National Assembly: Opposition parties erupt at prospect of hijab-wearing police officer
The story landed on the front page of the Journal de Montreal: 17-year-old Sondos Lamrhari wants to become a police officer, and said she wants to do it while wearing a hijab.
The teen’s career choice was applauded by Premier Philippe Couillard.
“I would say that she is a brave person, and I congratulate her for that,” Couillard said Thursday. “And I frankly hope she can fulfill all her dreams in Quebec.”
But for the opposition parties, a religious head covering has no place in a police uniform.
“Our position has always been very clear: all religious symbols would be forbidden for any employee of the state, who is in a position of authority, said CAQ MNA Genevieve Guilbault.
The Parti Quebecois, however, took things a step further, bringing up the case of a young Muslim woman in Gatineau who reported her father to the police.
“Her father was hitting her when she was taking off her hijab,” said Agnes Maltais, the PQ’s secularism critic.
“What would have happened if the police woman in front of her was a woman wearing a hijab? When you go to the police, you must see an official neutrality in front of you,” she added. “Welcome to women, [and] welcome to people from elsewhere – but everybody must play by the same rules.”
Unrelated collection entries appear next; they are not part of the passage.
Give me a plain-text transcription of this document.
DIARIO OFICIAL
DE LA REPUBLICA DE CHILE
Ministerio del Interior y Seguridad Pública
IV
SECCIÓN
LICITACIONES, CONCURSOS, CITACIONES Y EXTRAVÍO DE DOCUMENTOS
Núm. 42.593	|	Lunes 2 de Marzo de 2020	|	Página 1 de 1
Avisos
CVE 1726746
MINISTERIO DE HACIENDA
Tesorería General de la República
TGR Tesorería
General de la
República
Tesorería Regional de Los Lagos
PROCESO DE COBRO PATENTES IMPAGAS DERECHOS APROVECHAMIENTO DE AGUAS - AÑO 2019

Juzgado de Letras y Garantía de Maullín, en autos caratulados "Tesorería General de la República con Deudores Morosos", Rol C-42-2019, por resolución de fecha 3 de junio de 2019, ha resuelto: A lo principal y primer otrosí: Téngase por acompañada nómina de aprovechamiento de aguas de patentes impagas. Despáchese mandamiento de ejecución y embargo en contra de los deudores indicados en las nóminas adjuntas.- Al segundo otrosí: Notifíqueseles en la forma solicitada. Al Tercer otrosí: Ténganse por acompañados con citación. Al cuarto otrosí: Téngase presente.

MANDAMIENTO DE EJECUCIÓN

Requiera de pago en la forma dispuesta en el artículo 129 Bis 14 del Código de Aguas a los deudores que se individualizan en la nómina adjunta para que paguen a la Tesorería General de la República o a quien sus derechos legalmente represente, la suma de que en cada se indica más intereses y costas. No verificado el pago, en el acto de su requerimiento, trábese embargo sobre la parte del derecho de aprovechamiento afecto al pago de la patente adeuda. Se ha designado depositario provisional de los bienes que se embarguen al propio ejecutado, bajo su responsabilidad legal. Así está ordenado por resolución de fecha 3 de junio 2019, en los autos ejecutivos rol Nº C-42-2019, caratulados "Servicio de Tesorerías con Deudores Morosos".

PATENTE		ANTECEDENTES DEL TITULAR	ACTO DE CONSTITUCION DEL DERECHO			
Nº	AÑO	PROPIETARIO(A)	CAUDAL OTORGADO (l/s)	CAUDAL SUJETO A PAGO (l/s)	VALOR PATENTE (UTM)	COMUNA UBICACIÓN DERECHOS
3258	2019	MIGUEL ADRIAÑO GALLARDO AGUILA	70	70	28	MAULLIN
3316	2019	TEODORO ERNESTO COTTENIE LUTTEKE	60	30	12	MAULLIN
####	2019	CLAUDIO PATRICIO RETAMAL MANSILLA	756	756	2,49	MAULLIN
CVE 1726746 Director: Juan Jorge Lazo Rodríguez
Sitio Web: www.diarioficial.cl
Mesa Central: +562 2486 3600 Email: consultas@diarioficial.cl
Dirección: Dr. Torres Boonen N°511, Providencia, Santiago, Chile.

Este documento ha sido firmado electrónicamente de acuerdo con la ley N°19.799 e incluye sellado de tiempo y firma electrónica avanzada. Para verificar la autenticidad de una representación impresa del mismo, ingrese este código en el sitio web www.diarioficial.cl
The Liberals say that kind of talk amounts to discrimination.
“She’s not welcome in Quebec – that’s the message that the opposition parties are sending to her,” said Justice Minister Stephanie Vallee.
The religious neutrality issue took an unexpected turn during question period, when the speaker asked PQ leader Jean-Francois Lisee to remove a PQ pin from his jacket.
Partisan symbols are against the rules of the assembly, but Lisee pointed out that Liberal MNA David Birnbaum wore a kippa in the legislature on Wednesday.
“There shouldn’t be a hierarchy between some convictions and others,” Lisee said. “The Premier seems to be fine with the hierarchy where religious convictions are more important and have more rights than non-religious convictions.”
Birnbaum wore the kippa to commemorate Holocaust Remembrance Day.
“I have to tell you: I and my colleagues were – and I think most Quebecers would be – rather surprised he would equate a political logo with a symbol of the Jewish people with 4,000 years of history,” Birnbaum explained.
The renewed debate over religious symbols comes six months ahead of the election – an issue that doesn’t appear to be dissipating any time soon.